“Shedding their clothes for mens’ mags has become a fashionable rite of passage for certain performers – a mark of status before gravity and over-familiarity get them struck off the editors’ wish lists. While not implying that this is akin to entering one of the oldest callings – as exemplified in Mrs Warren’s Profession – I wonder if in years to come they too, like Mrs Warren, will be spurned by daughters with radically different ethics. John Tydeman’s crisp direction delineated neatly the many hypocrisies in society at the very end of the Victorian era when Shaw wrote this play. We may laugh now at the fact that it was banned by the Lord Chamberlain for 30years, presumably for pointing out that Mrs Warren not only ran a group of continental brothels but had done very well out of them, rather than for its perspective on the exploitation of women in the workplace. But more than 100 years on, it is still a very modern-sounding drama, its effect only dulled slightly by Shaw’s inability to create characters who are much more than ciphers.
Roger Hammond’s depiction of the local vicar as a bumbling fogey incapacitated by alcohol, for which he has invented the condition ‘clergyman’s throat’, provided comedy while Mrs Warren’s daughter Vivie was played by Claire Skinner with the requisite earnest prissiness. Her mother’s unseemly profits means that Vivie can afford to take her moral stance but is nevertheless prepared to sell herself short in her own career.

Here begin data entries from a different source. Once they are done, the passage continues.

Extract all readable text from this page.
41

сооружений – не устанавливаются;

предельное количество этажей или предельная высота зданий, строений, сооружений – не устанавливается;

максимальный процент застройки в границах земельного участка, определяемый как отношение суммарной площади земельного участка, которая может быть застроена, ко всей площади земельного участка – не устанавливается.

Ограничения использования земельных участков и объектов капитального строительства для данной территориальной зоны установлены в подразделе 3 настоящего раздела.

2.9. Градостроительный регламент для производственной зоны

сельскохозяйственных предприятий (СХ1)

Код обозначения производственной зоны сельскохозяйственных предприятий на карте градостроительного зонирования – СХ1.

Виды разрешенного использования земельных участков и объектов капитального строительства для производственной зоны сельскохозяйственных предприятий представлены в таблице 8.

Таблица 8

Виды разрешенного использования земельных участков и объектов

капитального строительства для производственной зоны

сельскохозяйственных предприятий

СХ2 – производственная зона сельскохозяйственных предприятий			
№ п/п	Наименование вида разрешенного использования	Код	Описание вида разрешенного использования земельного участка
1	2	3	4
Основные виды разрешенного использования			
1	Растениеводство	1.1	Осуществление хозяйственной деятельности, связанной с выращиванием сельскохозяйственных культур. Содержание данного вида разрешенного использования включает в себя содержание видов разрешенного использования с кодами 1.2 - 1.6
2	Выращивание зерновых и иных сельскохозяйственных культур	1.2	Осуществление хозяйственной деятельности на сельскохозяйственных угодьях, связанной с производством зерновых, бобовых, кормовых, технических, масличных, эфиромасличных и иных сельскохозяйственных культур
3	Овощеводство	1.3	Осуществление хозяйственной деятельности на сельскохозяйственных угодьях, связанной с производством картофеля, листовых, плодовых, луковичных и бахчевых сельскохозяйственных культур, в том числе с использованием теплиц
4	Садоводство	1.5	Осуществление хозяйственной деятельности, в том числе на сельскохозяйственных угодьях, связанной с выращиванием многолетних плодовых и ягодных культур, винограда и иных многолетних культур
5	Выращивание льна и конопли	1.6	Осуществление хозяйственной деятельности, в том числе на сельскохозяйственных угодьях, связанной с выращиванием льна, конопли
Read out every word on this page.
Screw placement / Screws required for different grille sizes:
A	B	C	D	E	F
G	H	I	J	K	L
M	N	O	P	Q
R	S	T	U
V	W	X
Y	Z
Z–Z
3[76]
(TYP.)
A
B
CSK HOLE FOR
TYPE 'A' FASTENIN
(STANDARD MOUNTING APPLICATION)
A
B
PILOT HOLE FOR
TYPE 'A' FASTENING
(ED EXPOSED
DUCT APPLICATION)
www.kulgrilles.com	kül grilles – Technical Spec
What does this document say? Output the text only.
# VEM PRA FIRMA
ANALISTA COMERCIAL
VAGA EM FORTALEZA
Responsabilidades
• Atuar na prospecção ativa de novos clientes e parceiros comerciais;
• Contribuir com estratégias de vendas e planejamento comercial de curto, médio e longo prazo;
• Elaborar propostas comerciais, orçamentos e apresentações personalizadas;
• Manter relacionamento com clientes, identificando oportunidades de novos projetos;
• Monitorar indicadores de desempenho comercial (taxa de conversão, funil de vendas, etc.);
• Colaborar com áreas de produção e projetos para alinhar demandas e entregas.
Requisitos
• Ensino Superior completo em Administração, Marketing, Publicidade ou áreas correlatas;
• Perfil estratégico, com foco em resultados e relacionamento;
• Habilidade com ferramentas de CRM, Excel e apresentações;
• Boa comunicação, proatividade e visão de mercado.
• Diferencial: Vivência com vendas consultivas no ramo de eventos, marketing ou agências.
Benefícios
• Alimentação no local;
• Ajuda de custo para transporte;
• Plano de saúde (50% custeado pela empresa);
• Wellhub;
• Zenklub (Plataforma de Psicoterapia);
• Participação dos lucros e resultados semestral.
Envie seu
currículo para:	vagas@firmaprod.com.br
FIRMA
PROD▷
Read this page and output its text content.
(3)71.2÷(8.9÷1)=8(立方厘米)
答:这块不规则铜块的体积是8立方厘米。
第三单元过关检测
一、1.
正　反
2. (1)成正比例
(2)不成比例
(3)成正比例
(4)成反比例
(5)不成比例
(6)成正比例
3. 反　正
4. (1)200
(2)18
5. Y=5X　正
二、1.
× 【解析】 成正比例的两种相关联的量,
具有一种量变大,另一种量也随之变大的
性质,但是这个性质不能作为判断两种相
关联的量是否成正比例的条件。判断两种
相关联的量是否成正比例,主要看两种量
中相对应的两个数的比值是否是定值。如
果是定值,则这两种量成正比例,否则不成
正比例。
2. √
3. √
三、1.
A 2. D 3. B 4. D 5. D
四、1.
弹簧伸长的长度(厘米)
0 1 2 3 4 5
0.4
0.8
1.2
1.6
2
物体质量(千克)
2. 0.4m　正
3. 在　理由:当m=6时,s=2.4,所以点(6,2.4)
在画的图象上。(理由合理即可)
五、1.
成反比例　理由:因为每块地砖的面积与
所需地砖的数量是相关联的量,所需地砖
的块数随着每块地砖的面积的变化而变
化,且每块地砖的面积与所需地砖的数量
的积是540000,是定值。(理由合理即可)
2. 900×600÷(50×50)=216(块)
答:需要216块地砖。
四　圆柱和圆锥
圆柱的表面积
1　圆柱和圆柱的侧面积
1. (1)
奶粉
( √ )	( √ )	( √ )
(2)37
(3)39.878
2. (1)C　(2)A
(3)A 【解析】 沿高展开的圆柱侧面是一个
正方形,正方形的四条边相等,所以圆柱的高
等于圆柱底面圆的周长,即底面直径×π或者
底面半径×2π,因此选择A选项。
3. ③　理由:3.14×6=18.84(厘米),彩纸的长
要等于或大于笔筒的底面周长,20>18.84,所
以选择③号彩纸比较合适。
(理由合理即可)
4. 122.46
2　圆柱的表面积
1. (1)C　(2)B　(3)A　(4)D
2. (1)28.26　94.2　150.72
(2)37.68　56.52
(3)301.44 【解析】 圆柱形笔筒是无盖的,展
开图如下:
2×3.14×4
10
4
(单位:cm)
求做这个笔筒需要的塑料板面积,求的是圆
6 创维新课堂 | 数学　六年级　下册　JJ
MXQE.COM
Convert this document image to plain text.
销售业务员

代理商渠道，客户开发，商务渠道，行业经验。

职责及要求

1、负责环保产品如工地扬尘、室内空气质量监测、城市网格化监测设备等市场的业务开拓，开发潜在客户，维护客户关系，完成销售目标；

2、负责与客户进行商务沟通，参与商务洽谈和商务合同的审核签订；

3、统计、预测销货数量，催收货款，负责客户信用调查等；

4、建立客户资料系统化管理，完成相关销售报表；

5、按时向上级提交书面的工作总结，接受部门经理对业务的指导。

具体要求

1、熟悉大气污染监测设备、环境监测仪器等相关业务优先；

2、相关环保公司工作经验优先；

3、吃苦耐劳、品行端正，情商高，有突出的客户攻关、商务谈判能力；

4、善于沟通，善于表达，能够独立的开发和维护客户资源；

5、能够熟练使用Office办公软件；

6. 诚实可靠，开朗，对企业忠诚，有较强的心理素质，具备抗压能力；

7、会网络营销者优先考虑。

Diana Quick was a bit of a panto turn as Mrs Warren, one of two ‘well made’ daughters of a woman ‘who called herself a widow’ and who had used their physical attributes to pull themselves out of penury. By contrast, their two ugly half-sisters had opted for what Shaw saw as the slavery of respectable poverty. As Mrs Warren’s genteel affectations were revealed as such and her real history unveiled, Quick’s portrait became increasingly vaudevillian, her accent plummeting into the gutter. She was physically recreating her old self in front of our eyes – I should say ears but I saw this woman as clearly as if she was standing before me.”
– The Stage
“Shaw was surely better at women than Dickens, and John Tydeman’s Radio 3 production of Mrs Warren’s Profession dealing with social hypocrisy and prostitution, should be up there as the best radio production of the year. With Diana Quick and Claire Skinner as the warring mother and daughter, the tone shifted from spiteful bravura to heart-torn wisdom, Shaw’s scalding wit holding off any lurch into melodrama.”